Kritik pentingnya: laporan pemerintah cenderung menonjolkan angka dan keberhasilan, tetapi jarang membahas kendala di lapangan. Padahal, kendala itulah yang sering merugikan siswa. Dengan akuntabilitas yang kuat, setiap pihak akan terdorong untuk bekerja lebih profesional.
Refleksi terakhir: revitalisasi harus dipandang sebagai amanah, bukan sekadar proyek. Amanah itu menuntut kejujuran, keterbukaan, dan tanggung jawab agar pendidikan tidak menjadi korban.
Masyarakat Sebagai Pengawal Kritis
Revitalisasi sekolah bukan hanya urusan pemerintah, tetapi juga urusan masyarakat. Guru, orang tua, dan siswa perlu ikut mengawasi agar kualitas dan waktu pengerjaan terjamin.

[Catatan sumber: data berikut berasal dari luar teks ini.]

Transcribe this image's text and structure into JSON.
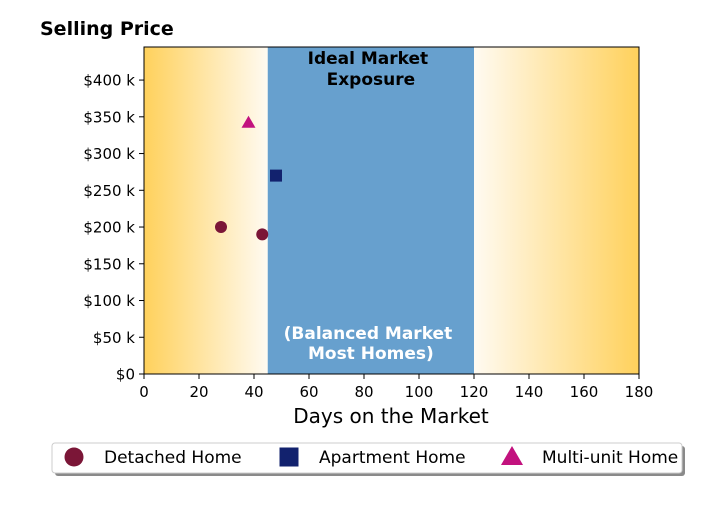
{
  "chart_data": {
    "type": "scatter",
    "title": "Selling Price",
    "xlabel": "Days on the Market",
    "ylabel": "",
    "xlim": [
      0,
      180
    ],
    "ylim": [
      0,
      445000
    ],
    "x_ticks": [
      0,
      20,
      40,
      60,
      80,
      100,
      120,
      140,
      160,
      180
    ],
    "x_tick_labels": [
      "0",
      "20",
      "40",
      "60",
      "80",
      "100",
      "120",
      "140",
      "160",
      "180"
    ],
    "y_ticks": [
      0,
      50000,
      100000,
      150000,
      200000,
      250000,
      300000,
      350000,
      400000
    ],
    "y_tick_labels": [
      "$0",
      "$50 k",
      "$100 k",
      "$150 k",
      "$200 k",
      "$250 k",
      "$300 k",
      "$350 k",
      "$400 k"
    ],
    "grid": false,
    "legend_position": "bottom",
    "background": {
      "gradient_color": "#ffd166",
      "edge_color": "#ffd15c",
      "center_color": "#fffaf0"
    },
    "highlight_band": {
      "x_start": 45,
      "x_end": 120,
      "color": "#67a0ce",
      "top_label_lines": [
        "Ideal Market",
        "Exposure"
      ],
      "top_label_color": "#000000",
      "bottom_label_lines": [
        "(Balanced Market",
        "Most Homes)"
      ],
      "bottom_label_color": "#ffffff"
    },
    "series": [
      {
        "name": "Detached Home",
        "marker": "circle",
        "color": "#7b1637",
        "points": [
          {
            "x": 28,
            "y": 200000
          },
          {
            "x": 43,
            "y": 190000
          }
        ]
      },
      {
        "name": "Apartment Home",
        "marker": "square",
        "color": "#12226e",
        "points": [
          {
            "x": 48,
            "y": 270000
          }
        ]
      },
      {
        "name": "Multi-unit Home",
        "marker": "triangle",
        "color": "#c2127e",
        "points": [
          {
            "x": 38,
            "y": 342000
          }
        ]
      }
    ]
  }
}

Sekolah adalah ruang publik, sehingga publik berhak menjaga dan mengawal proses pembangunannya.
Kritiknya, partisipasi masyarakat sering dianggap hanya sebatas seremonial peresmian. Padahal, keterlibatan sejak proses pengawasan akan memberi dampak jauh lebih besar. Dengan begitu, masyarakat tidak hanya menerima hasil, tetapi juga turut memastikan proses berjalan sehat.
Pesannya jelas, revitalisasi sekolah adalah tanggung jawab kolektif. Semua pihak perlu memastikan agar sekolah benar-benar menjadi rumah aman dan nyaman bagi anak-anak.
Penutup
Revitalisasi sekolah dengan anggaran Rp16,97 triliun patut diapresiasi, tetapi juga wajib diawasi dengan kritis. Standar bangunan harus dijaga, dan proyek tidak boleh molor hingga mengganggu aktivitas belajar. Pendidikan anak bangsa bukan proyek percobaan, melainkan investasi yang menuntut keseriusan penuh.
Sebagaimana ungkapan bijak, “Bangunan bisa berdiri megah, tetapi pendidikan akan runtuh bila tidak dilandasi tanggung jawab.” Mari kita kawal bersama agar revitalisasi sekolah benar-benar menjadi warisan berharga bagi generasi masa depan.